大井川通信

大井川あたりの事ども

だじゃれを言ったの、だれじゃ?

今では人に自慢できる才能などまるでないけれども、かつてはダジャレを作ることには自信があった。ダジャレ自体は、昔からそれほど評価の高いものではなかったろうが、ある時期から親父ギャグと言われてさげすまれるようになり、今ではうっかり若い人に言おうものなら、殺意を持った視線でにらまれるような時代になってしまった。そんなに軽蔑するなら自分で作ってみろよ、簡単じゃないんだ、と内心思ってみても、多勢に無勢だ。

多作だったころ(笑)には、自分なりのルールがあって、一つには、パクリでない自分のオリジナルであること、もう一つは、その場で思いつく即興であること、にこだわった。後者は、好きだった山本健吉の俳句論の影響かもしれない。

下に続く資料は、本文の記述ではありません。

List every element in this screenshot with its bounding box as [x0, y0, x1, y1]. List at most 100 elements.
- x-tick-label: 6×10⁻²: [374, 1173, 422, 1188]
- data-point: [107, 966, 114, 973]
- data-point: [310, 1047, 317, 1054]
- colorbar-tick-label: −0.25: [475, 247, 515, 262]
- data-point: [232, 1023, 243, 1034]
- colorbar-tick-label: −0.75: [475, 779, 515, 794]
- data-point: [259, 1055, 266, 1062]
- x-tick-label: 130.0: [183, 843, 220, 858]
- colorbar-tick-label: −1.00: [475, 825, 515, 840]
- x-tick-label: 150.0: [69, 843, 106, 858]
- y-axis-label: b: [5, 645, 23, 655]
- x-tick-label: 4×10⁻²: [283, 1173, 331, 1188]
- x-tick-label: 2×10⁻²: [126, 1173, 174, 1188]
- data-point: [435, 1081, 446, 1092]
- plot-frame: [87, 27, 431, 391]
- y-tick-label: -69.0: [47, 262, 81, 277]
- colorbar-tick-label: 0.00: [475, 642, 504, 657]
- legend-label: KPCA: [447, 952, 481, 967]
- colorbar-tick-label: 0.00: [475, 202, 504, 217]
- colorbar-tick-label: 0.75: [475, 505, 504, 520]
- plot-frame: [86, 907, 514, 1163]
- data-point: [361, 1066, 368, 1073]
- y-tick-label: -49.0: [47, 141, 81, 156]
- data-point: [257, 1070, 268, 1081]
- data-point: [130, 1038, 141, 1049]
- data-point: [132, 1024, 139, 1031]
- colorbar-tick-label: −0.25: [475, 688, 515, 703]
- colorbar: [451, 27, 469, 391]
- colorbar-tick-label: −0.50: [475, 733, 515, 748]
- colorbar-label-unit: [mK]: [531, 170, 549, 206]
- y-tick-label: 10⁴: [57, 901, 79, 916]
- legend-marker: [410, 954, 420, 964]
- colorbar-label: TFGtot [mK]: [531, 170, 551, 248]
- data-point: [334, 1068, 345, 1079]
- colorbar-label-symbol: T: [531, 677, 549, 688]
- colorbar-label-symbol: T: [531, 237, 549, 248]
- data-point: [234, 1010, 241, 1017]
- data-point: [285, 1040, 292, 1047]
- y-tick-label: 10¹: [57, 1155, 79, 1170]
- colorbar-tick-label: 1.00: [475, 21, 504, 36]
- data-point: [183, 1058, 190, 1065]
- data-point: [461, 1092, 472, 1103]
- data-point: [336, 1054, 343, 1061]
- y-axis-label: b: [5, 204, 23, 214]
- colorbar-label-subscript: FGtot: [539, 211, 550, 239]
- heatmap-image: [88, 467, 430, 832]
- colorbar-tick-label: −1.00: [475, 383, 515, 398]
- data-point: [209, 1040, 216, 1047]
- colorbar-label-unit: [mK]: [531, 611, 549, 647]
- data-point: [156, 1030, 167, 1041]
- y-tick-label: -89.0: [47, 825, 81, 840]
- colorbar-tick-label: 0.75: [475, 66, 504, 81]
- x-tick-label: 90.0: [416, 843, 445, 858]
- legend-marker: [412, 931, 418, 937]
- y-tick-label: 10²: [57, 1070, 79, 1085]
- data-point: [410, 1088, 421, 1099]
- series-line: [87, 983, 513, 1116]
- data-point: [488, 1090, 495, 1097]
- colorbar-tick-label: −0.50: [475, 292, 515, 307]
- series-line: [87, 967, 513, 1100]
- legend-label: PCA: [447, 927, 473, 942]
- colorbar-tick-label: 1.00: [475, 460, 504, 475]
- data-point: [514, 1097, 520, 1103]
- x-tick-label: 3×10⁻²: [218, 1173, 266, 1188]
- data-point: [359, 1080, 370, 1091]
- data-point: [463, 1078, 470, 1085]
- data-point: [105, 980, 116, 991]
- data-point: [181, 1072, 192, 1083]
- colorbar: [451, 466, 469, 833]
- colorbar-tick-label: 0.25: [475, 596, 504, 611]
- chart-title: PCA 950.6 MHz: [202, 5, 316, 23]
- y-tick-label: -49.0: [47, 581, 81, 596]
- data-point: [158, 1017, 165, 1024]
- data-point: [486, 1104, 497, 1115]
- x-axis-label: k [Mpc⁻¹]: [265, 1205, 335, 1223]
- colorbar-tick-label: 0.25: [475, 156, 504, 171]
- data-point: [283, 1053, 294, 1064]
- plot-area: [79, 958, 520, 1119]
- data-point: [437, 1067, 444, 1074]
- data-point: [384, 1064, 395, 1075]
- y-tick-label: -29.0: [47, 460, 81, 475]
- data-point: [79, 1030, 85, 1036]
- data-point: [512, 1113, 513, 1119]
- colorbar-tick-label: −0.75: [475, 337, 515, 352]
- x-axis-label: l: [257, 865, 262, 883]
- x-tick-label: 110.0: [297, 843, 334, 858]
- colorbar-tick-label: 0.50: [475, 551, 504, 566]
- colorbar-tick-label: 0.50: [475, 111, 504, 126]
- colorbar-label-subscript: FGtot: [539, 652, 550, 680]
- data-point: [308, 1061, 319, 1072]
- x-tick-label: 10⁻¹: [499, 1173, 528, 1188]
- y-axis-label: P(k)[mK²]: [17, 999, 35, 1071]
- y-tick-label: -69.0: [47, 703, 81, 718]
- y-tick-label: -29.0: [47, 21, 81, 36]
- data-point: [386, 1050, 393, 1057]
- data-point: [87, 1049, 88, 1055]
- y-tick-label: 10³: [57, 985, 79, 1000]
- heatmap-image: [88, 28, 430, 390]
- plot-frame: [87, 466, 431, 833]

若い頃、塾の専任講師をしていた時、ある授業で、前列の生徒がノートに正の字で、僕の言ったダジャレを数えているのに気づいた。それならと、本気でたたみかける。時計を見ながら問題をとけい! こんな時計はほっとけい! この時計を取っとけい!  その答えはほんとうけい?  振り返れば、当時はまだ、ダジャレに寛容なよき時代だった。

塾が終わってファミレスで遅い夕食をとりながら、今度は同僚のダジャレ名人と、連句のようなダジャレの言い合いを楽しんだりもした。その時の二人の会心のやりとりを、今でも覚えている。